6

Lessons learned from Jupyter’s Contributor in Residence pilot

 3 years ago
source link: https://blog.jupyter.org/lessons-learned-from-jupyters-contributor-in-residence-pilot-427e2b361a7b
Go to the source link to view the article. You can view the picture content, updated content and better typesetting reading experience. If the link is broken, please click the button below to view the snapshot at that time.

Lessons learned from Jupyter’s Contributor in Residence pilot

By Georgiana Dolocan and Chris Holdgraf

Project Jupyter, like most open source communities, often lacks the time and people power to maintain existing projects. Existing maintainers are often overloaded with work, while new volunteer contributions are often driven by the excitement of new feature development. Although on-boarding new maintainers is a sustained long-term team effort, it is something necessary and beneficial not only for the project, but also for existing maintainers and new contributors alike.

For this reason, we decided to pilot a Contributor in Residence program that was generously funded for a year through CZI’s Essential Open Source Science program. Last year we ran the first iteration of the JupyterHub Contributor in Residence role.
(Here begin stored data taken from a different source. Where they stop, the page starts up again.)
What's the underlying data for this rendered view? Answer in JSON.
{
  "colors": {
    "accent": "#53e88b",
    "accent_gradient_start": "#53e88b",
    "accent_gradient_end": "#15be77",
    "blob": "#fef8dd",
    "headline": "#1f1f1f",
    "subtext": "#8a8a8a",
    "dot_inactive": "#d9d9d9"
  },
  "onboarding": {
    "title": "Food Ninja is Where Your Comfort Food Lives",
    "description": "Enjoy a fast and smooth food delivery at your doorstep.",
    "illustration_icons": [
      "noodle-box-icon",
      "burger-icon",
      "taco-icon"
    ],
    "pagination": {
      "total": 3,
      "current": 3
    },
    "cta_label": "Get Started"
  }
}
This post is a short report about what we learned, in the hopes that it guides other projects in pursuing similar programs.

tl;dr

The Contributor in Residence program is a great way to:

  • Introduce new members into your community
  • Create pathways for others to get more experience, and grow in their role and leadership
  • Get a lot of work done that is hard to motivate volunteers to do
  • Spend time thinking at a “meta” level about how to improve dynamics in the community
  • Have a paid opportunity to support individuals who can’t contribute via volunteerism alone

However, doing this well requires planning ahead of time and attention throughout the program. It is crucial that you develop a plan and pathways for integrating the CIR into your community, and ensuring that they have the right perspective to support the community. If you do this, the CIR program can be a fantastic win-win situation for everyone involved.

What is the Contributor in Residence?

The Contributor in Residence (CIR) carries out a variety of technical and community-focused actions, looking for opportunities to keep momentum moving forward in conversations, improving infrastructure to minimize human toil and streamline information, and making improvements to the codebase that are focused more around sustainability, stability, and understandability.

For more information about our CIR program, check out these blog posts:

0*6hQJEAS34fJRY65r?q=20
lessons-learned-from-jupyters-contributor-in-residence-pilot-427e2b361a7b
The JupyterHub welcome bot image, hand-drawn by our first Contributor in Residence, Georgiana

How management and planning worked

We didn’t define explicit “metrics-based” outcomes for this Contributor in Residence pilot, as we were not sure the behaviors that would be most beneficial in the long-run. Instead, Georgiana kept track of the activities that she worked on throughout the year, and reflected with us often in identifying challenges to overcome, and opportunities to improve the work she was doing.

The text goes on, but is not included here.